TINPOTI = There Is No Privacy On The Internet
"United States laws restrict wiretapping and eavesdropping on the actual content of the communications of American citizens but offer very little protection to the digital data thrown off by the telephone when a call is made. And they offer virtually no protection to other forms of non-telephone-related data like credit card transactions.
Because of smartphones, tablets, social media sites, e-mail and other forms of digital communications, the world creates 2.5 quintillion bytes of new data daily, according to I.B.M.
The company estimates that 90 percent of the data that now exists in the world has been created in just the last two years. From now until 2020, the digital universe is expected to double every two years, according to a study by the International Data Corporation.
Accompanying that explosive growth has been rapid progress in the ability to sift through the information.

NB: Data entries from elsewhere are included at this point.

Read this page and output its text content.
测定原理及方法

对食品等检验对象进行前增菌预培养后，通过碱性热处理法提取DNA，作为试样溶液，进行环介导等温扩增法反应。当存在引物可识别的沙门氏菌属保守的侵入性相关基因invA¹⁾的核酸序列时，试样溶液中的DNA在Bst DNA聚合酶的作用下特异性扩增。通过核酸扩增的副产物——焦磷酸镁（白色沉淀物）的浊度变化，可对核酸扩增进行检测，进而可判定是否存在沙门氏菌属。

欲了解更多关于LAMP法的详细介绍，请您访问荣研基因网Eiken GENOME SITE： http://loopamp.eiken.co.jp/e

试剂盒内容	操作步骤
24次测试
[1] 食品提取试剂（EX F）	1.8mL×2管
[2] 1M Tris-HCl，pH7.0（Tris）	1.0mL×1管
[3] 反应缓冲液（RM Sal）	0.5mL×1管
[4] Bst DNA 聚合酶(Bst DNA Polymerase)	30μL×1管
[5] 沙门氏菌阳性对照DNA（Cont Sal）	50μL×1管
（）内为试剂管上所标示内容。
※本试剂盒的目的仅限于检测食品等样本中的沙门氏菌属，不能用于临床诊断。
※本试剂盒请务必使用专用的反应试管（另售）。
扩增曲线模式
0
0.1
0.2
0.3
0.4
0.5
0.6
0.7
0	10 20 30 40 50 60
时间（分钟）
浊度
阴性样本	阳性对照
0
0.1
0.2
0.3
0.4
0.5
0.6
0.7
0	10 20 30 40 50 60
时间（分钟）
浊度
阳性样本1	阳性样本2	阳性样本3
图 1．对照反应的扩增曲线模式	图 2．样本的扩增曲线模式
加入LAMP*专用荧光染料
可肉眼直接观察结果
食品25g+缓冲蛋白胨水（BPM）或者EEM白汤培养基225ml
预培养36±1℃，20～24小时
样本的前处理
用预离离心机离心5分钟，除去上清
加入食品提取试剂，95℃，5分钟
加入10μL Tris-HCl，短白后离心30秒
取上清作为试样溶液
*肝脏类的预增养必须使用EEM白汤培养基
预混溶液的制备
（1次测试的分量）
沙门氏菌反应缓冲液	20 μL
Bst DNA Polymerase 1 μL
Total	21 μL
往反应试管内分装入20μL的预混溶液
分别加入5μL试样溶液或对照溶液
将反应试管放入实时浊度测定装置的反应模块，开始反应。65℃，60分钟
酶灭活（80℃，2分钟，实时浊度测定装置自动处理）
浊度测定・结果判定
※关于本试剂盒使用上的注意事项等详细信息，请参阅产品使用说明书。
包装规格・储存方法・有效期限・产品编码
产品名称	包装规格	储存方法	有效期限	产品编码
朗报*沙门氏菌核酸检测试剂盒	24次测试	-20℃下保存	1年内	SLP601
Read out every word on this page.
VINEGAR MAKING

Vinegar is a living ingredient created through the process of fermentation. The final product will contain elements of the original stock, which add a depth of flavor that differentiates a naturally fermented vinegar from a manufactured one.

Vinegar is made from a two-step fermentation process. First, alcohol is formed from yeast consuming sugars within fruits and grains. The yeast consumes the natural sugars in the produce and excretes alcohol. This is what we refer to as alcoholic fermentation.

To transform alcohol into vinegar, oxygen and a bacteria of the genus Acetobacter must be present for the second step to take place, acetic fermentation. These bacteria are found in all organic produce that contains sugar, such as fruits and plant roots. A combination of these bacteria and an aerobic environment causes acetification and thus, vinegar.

When separate streams of data are integrated into large databases — matching, for example, time and location data from cellphones with credit card purchases or E-ZPass use — intelligence analysts are given a mosaic of a person’s life that would never be available from simply listening to their conversations. Just four data points about the location and time of a mobile phone call, a study published in Nature found, make it possible to identify the caller 95 percent of the time."